Items in favor of chokes: you can know how well they work. You can train chokes full force on fully resisting opponents, starting from a neutral position. You can even have them try to punch you while you do it. In judo and Brazilian jiu-jitsu, I've choked dozens of trained people who were fighting back! (There, chokes are released just before--or, rarely, just after--unconsciousness. Putting someone to sleep takes only a few seconds; death takes minutes.) You can't practice killing someone with a neck-break with any degree of realism, which means you don't get the same kind of experience and certainty from your training.

Chokes also have the advantage of providing more control: they are generally applied from a position where it's very difficult for the opponent to escape. (The term of art is "dominant position" or "terminal hold", such as rear mount.) I can hold the person in a position where they can't fight back effectively and choke them at my leisure.

This of course takes longer and makes more noise than the magical Hollywood neck break, as well as actual sentry removal techniques (note the non-Hollywood neck break on page 7-8!).
posted by daveliepmann at 2:09 PM on June 30, 2014


This thread needs a bit of clarity between strangulation and choking.

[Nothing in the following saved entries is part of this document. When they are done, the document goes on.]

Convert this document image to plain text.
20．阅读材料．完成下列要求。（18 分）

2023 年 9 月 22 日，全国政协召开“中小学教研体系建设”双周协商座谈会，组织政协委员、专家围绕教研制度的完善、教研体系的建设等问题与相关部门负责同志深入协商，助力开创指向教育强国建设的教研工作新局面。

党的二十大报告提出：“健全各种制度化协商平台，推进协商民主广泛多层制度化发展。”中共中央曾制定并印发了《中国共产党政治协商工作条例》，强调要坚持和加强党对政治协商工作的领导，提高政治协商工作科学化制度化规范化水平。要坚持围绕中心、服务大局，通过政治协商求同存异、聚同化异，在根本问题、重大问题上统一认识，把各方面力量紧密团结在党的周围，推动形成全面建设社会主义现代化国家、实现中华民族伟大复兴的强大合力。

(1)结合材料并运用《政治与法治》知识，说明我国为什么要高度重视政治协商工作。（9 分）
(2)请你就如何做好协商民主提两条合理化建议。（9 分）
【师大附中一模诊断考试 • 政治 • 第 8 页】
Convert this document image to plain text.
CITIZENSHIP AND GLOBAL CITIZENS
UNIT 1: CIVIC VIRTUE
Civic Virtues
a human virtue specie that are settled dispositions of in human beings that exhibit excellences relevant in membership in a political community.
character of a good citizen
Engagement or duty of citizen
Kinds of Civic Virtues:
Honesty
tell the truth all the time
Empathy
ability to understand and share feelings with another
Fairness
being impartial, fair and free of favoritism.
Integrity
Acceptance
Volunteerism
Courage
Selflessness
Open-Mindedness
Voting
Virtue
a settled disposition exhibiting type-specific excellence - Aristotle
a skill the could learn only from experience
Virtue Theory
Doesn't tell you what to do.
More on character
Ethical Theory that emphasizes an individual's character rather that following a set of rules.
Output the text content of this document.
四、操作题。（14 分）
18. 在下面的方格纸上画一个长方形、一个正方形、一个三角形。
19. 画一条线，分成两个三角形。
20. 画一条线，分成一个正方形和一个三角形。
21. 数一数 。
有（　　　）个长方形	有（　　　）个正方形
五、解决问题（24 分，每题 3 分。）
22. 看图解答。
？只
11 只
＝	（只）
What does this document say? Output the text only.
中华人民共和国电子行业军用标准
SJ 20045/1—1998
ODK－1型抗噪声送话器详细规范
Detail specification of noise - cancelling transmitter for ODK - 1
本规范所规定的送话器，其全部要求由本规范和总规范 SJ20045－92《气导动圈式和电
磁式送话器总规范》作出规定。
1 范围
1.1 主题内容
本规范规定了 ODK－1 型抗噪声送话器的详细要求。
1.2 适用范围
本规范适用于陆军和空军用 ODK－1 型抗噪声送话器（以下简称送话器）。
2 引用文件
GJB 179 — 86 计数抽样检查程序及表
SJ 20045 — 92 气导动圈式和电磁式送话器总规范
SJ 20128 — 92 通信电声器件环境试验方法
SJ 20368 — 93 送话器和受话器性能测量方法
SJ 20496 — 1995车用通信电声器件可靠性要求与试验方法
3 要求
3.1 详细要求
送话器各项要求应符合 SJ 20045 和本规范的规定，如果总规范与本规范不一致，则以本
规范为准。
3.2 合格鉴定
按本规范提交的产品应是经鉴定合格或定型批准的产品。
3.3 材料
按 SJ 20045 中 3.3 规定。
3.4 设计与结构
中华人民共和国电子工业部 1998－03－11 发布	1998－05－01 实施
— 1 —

Strangulation as seen in the newspapers you refer to is commonly understood as cutting off air-flow to the lungs. This is a drawn-out and painful way to kill someone - you can cut off someone's ability to breath and they can still live and struggle for up to a few minutes in many cases. So, cutting off airflow to the lungs is sub-optimal.

A trained person can, however, adjust the pressure to the victim's throat/neck so that the pressure is being applied to the artery supplying blood-flow to the brain. This is commonly referred to as a choke-out. You can render the victim unconscious in a manner of seconds (which is as long as the majority of choke-outs used in sport typically last). The implications of a more sustained choke-out are fairly obvious, they lead to the same conclusion as sustained strangulation, but with significantly less resistance from the victim.